With that in mind, the ability to hack into the computers of government agencies or party leaders (for the reason of exposing corruption) is one of humanity’s last hopes for regaining control of how policy is decided. Democracy as it was intended, and along with it a renewed respect for the freedom and privacy of the general population. Rights that need to be prised out of the hands of the corporate hidden hand and its proxy governments.
The death of privacy?
In the UK, William Hague has only recently announced his opinion that nobody has an absolute right to privacy,
‘In a world where private information can quite often protect the taxpayer, or stop a multitude of crimes, or save lives, in my view there can ultimately be no absolute right to privacy. There can be many powerful constraints on intruding into that privacy, but there has to be what there has been in the past, a sense of shared responsibilities between service providers and governments to protect both security and privacy as best they can.’
Am I the only one that thinks everyone has an absolute right to privacy, until, at least, they have been proven to be strongly suspected of committing a crime? Once under investigation for a crime for which there is evidence of their involvement, by all means may a court rule that the person should be investigated – including a search of their digital presence.
As it stands, however, the death of privacy that is currently being forced upon Western nations feels in danger of exploding; and spreading into the real world as well (as opposed to remaining in the digital realm).
Just recently, when talking about the San Bernardino massacre, Republican presidential candidate Donald Trump voiced his opinion that,
‘We need to make sure every single person involved in this plan, including anyone who knew something, but didn’t tell us, is brought to justice. These people need to have consequences, big consequences.’
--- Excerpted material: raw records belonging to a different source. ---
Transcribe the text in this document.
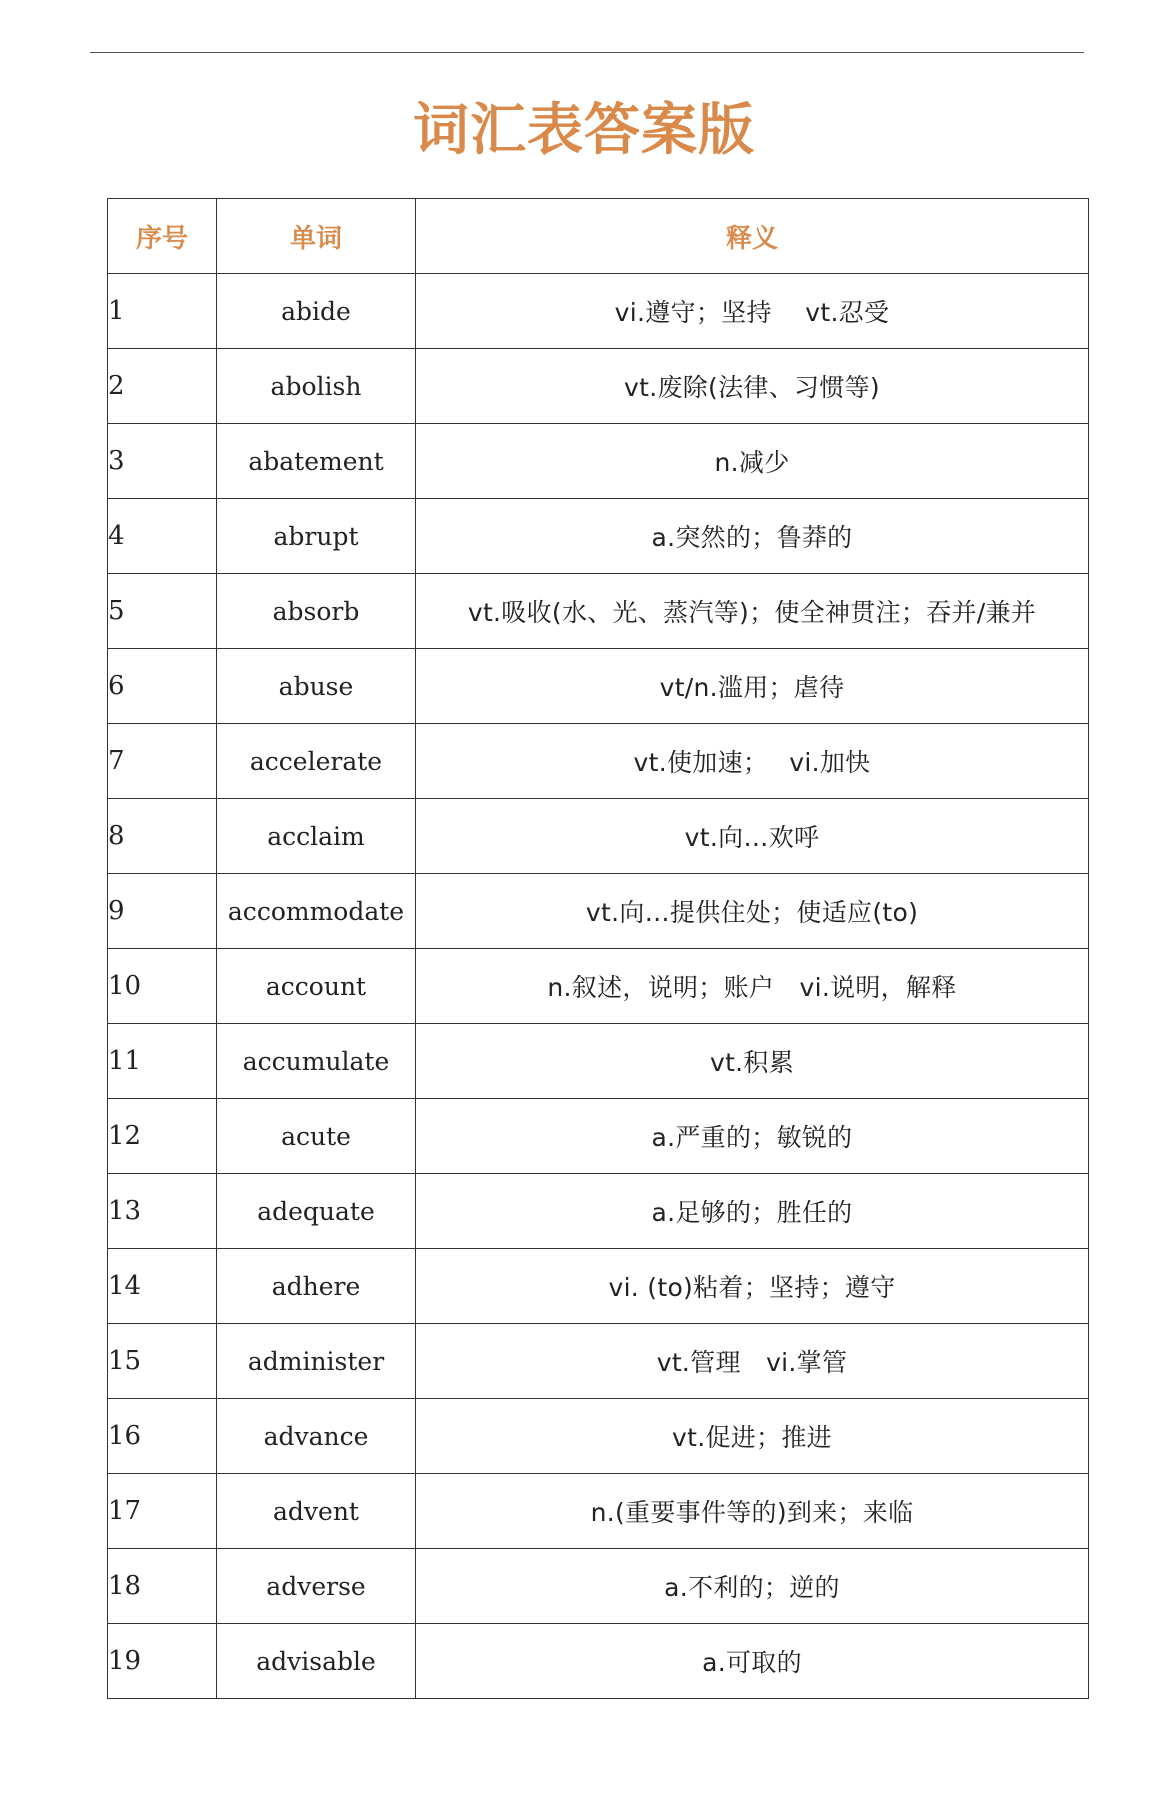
词汇表答案版
序号	单词	释义
1	abide	vi.遵守；坚持　 vt.忍受
2	abolish	vt.废除(法律、习惯等)
3	abatement	n.减少
4	abrupt	a.突然的；鲁莽的
5	absorb	vt.吸收(水、光、蒸汽等)；使全神贯注；吞并/兼并
6	abuse	vt/n.滥用；虐待
7	accelerate	vt.使加速；　 vi.加快
8	acclaim	vt.向…欢呼
9	accommodate	vt.向…提供住处；使适应(to)
10	account	n.叙述，说明；账户　vi.说明，解释
11	accumulate	vt.积累
12	acute	a.严重的；敏锐的
13	adequate	a.足够的；胜任的
14	adhere	vi. (to)粘着；坚持；遵守
15	administer	vt.管理　vi.掌管
16	advance	vt.促进；推进
17	advent	n.(重要事件等的)到来；来临
18	adverse	a.不利的；逆的
19	advisable	a.可取的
That opinion demonstrates his will for a worrying alteration to the kinds of freedom and privacy that people within society are entitled to. He is literally saying that a person becomes a criminal simply for minding their own business. The description of a world where ‘live and let live’ is outlawed and you are prosecuted for silently going about your day.
Could this belief amongst the political elite be a sign of where invasive digital policies are taking us?